Movie Review: What Happened to Monday (Seven Sisters)

What Happened to Monday is supported by a committed performance by Noomi Rapace, but she’s overshadowed by a Dystopian tale that wastes its intriguing premise and becomes a predictable, cliched and derivative sci-fi thriller.

In a not so distant future, where overpopulation and famine have forced governments to undertake a drastic One-Child Policy, seven identical sisters (Noomi Rapace) live a hide-and-seek existence pursued by the Child Allocation Bureau. Taught by their grandfather (Willem Dafoe) who raised and named them – Monday, Tuesday, Wednesday, Thursday, Friday, Saturday and Sunday – each can go outside once a week as their common identity, but are only free to be themselves in the prison of their own apartment. That is until, one day, Monday does not come home.

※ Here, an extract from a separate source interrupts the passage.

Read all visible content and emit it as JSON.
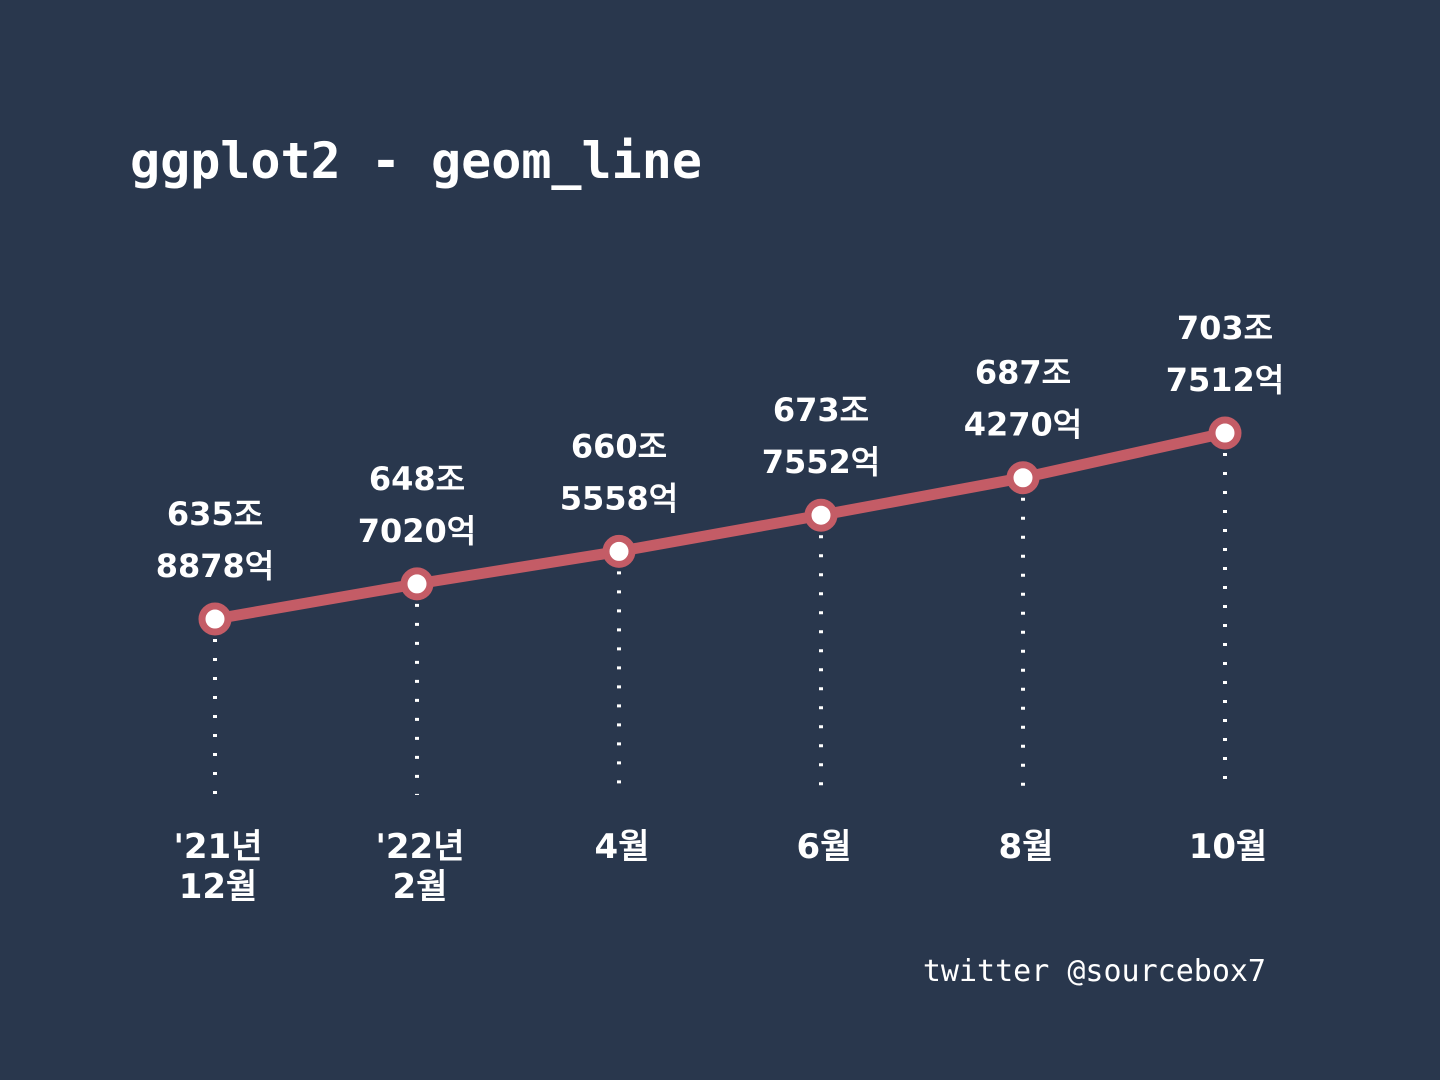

What Happened to Monday (aka Seven Sisters) tackles overpopulation to present its own take on the-planet-earth-is-doomed-sci-fi, with mediocre results.

The movie does have an interesting premise. Seven identical sisters take turns in assuming one identity, each going out depending on the day of the week they’re named after. Noomi Rapace does well enough that you don’t mind having 7 of her instead of 1.

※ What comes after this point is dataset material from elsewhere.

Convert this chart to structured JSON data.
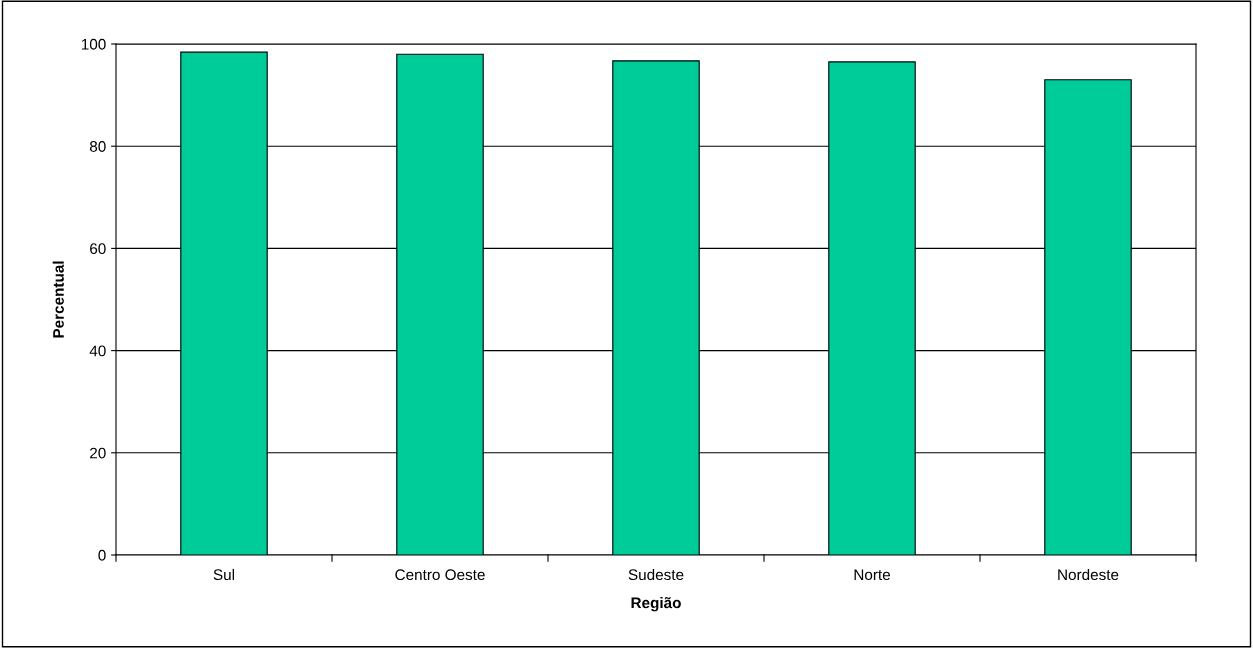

The rote gun fights here is nothing to talk about, but the movie has gory violence to keep thrill seeking audience entertained. If you want to see Noomi fight and die in different ways, then this movie has plenty of that for you.

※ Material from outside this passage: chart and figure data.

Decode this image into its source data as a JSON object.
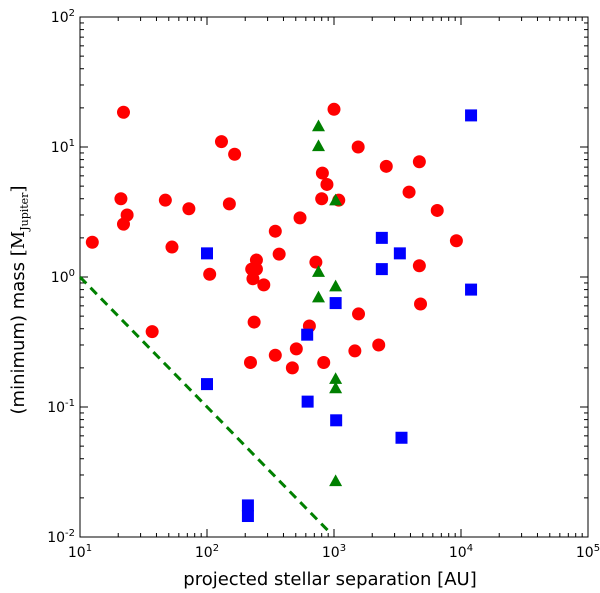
{
  "chart_data": {
    "type": "scatter",
    "title": "",
    "xlabel": "projected stellar separation [AU]",
    "ylabel_main": "(minimum) mass ",
    "ylabel_unit": "M",
    "ylabel_unit_sub": "Jupiter",
    "xscale": "log",
    "yscale": "log",
    "xlim": [
      10,
      100000
    ],
    "ylim": [
      0.01,
      100
    ],
    "x_ticks": [
      {
        "base": "10",
        "exp": "1"
      },
      {
        "base": "10",
        "exp": "2"
      },
      {
        "base": "10",
        "exp": "3"
      },
      {
        "base": "10",
        "exp": "4"
      },
      {
        "base": "10",
        "exp": "5"
      }
    ],
    "y_ticks": [
      {
        "base": "10",
        "exp": "-2"
      },
      {
        "base": "10",
        "exp": "-1"
      },
      {
        "base": "10",
        "exp": "0"
      },
      {
        "base": "10",
        "exp": "1"
      },
      {
        "base": "10",
        "exp": "2"
      }
    ],
    "grid": false,
    "series": [
      {
        "name": "circles",
        "marker": "circle",
        "color": "#ff0000",
        "points": [
          [
            12.5,
            1.85
          ],
          [
            22,
            18.5
          ],
          [
            21,
            4.0
          ],
          [
            22,
            2.55
          ],
          [
            23.5,
            3.0
          ],
          [
            37,
            0.38
          ],
          [
            47,
            3.9
          ],
          [
            53,
            1.7
          ],
          [
            72,
            3.35
          ],
          [
            105,
            1.05
          ],
          [
            130,
            11.0
          ],
          [
            150,
            3.65
          ],
          [
            165,
            8.8
          ],
          [
            220,
            0.22
          ],
          [
            225,
            1.15
          ],
          [
            230,
            0.97
          ],
          [
            235,
            0.45
          ],
          [
            245,
            1.35
          ],
          [
            245,
            1.15
          ],
          [
            280,
            0.87
          ],
          [
            345,
            2.25
          ],
          [
            345,
            0.25
          ],
          [
            370,
            1.5
          ],
          [
            470,
            0.2
          ],
          [
            505,
            0.28
          ],
          [
            540,
            2.85
          ],
          [
            640,
            0.42
          ],
          [
            720,
            1.3
          ],
          [
            800,
            4.0
          ],
          [
            810,
            6.3
          ],
          [
            830,
            0.22
          ],
          [
            880,
            5.15
          ],
          [
            1000,
            19.5
          ],
          [
            1090,
            3.9
          ],
          [
            1460,
            0.27
          ],
          [
            1550,
            10.0
          ],
          [
            1560,
            0.52
          ],
          [
            2250,
            0.3
          ],
          [
            2580,
            7.1
          ],
          [
            3900,
            4.5
          ],
          [
            4700,
            7.7
          ],
          [
            4700,
            1.22
          ],
          [
            4800,
            0.62
          ],
          [
            6500,
            3.25
          ],
          [
            9200,
            1.9
          ]
        ]
      },
      {
        "name": "squares",
        "marker": "square",
        "color": "#0000ff",
        "points": [
          [
            100,
            1.52
          ],
          [
            100,
            0.15
          ],
          [
            210,
            0.0175
          ],
          [
            210,
            0.0145
          ],
          [
            615,
            0.36
          ],
          [
            620,
            0.11
          ],
          [
            1030,
            0.63
          ],
          [
            1040,
            0.079
          ],
          [
            2380,
            2.0
          ],
          [
            2380,
            1.15
          ],
          [
            3300,
            1.52
          ],
          [
            3400,
            0.058
          ],
          [
            12000,
            17.5
          ],
          [
            12000,
            0.8
          ]
        ]
      },
      {
        "name": "triangles",
        "marker": "triangle",
        "color": "#008000",
        "points": [
          [
            755,
            14.5
          ],
          [
            755,
            10.2
          ],
          [
            755,
            1.1
          ],
          [
            755,
            0.7
          ],
          [
            1030,
            3.9
          ],
          [
            1030,
            0.85
          ],
          [
            1030,
            0.165
          ],
          [
            1030,
            0.14
          ],
          [
            1030,
            0.027
          ]
        ]
      }
    ],
    "dashed_line": {
      "color": "#008000",
      "from": [
        10,
        1.0
      ],
      "to": [
        930,
        0.0108
      ]
    }
  }
}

However, these elements are intermittently entertaining. The movie is ultimately weighed down by a story that’s too contrived to suspend disbelief yet takes itself too seriously, follows a cliched plot, and filled with cardboard characters.

It has relevant ideas but doesn’t have its own compelling vision of a repressive Dystopian regime. Its concept of overpopulation go as far as shooting scenes with a bunch of extras to present overcrowded streets. Its central logic revolves around an entire world that has forgotten about contraception or no scientist had the common sense to suggest for an unknown reason. Instead it adopts a one-child policy. Yet in a world with limited resources and draconian measures of population control, it’s easy to commit multiple identity fraud that they won’t even check why one Karen Settman is buying food that’s enough to feed 7 people.

It doesn’t help that contrivances continue to pile up along the way, leading to a predictable plot with big holes. The movie marches to the formulaic beat of an ambitious villain covertly getting rid of an obstacle on her way to a position of greater power. The storytelling here is so derivative that you’ll know the twists 10 minutes into the movie.

The Settman siblings are up against a two-bit villain played by an underutilized Glenn Close (she’s also in a better Dystopian movie The Girl with All the Gifts). The rest of the characters are forgettable, with an awkwardly injected sex scene involving the soon to be Jafar Marwan Kenzari in the live-action Lion King reboot. Rapace does what she can to inject emotional depth into all versions of her but they’re too one-dimensional (the nerd, the rebel, the party girl etc.) that you’ll eventually lose track which weekday is on screen.

The movie ends with, well how else would a cliched story deal with a power-hungry bureaucrat?

If the script capitalized on the talent of its lead actress rather than stick her into a B-movie plot, What Happened to Monday could’ve have been an intriguing sci-fi about birth control and female agency. There’s something to be said about how a man’s scheme to protect his granddaughters end up as repressive as the world they’re fighting against. Sadly it doesn’t have the creativity nor smarts of Orphan Black.

What Happened to Monday likes to believe that it is smart with a grand statement about mankind’s future. In reality it’s a dumb sci-fi thriller that plays it safe, wasting an intriguing premise and a talented cast.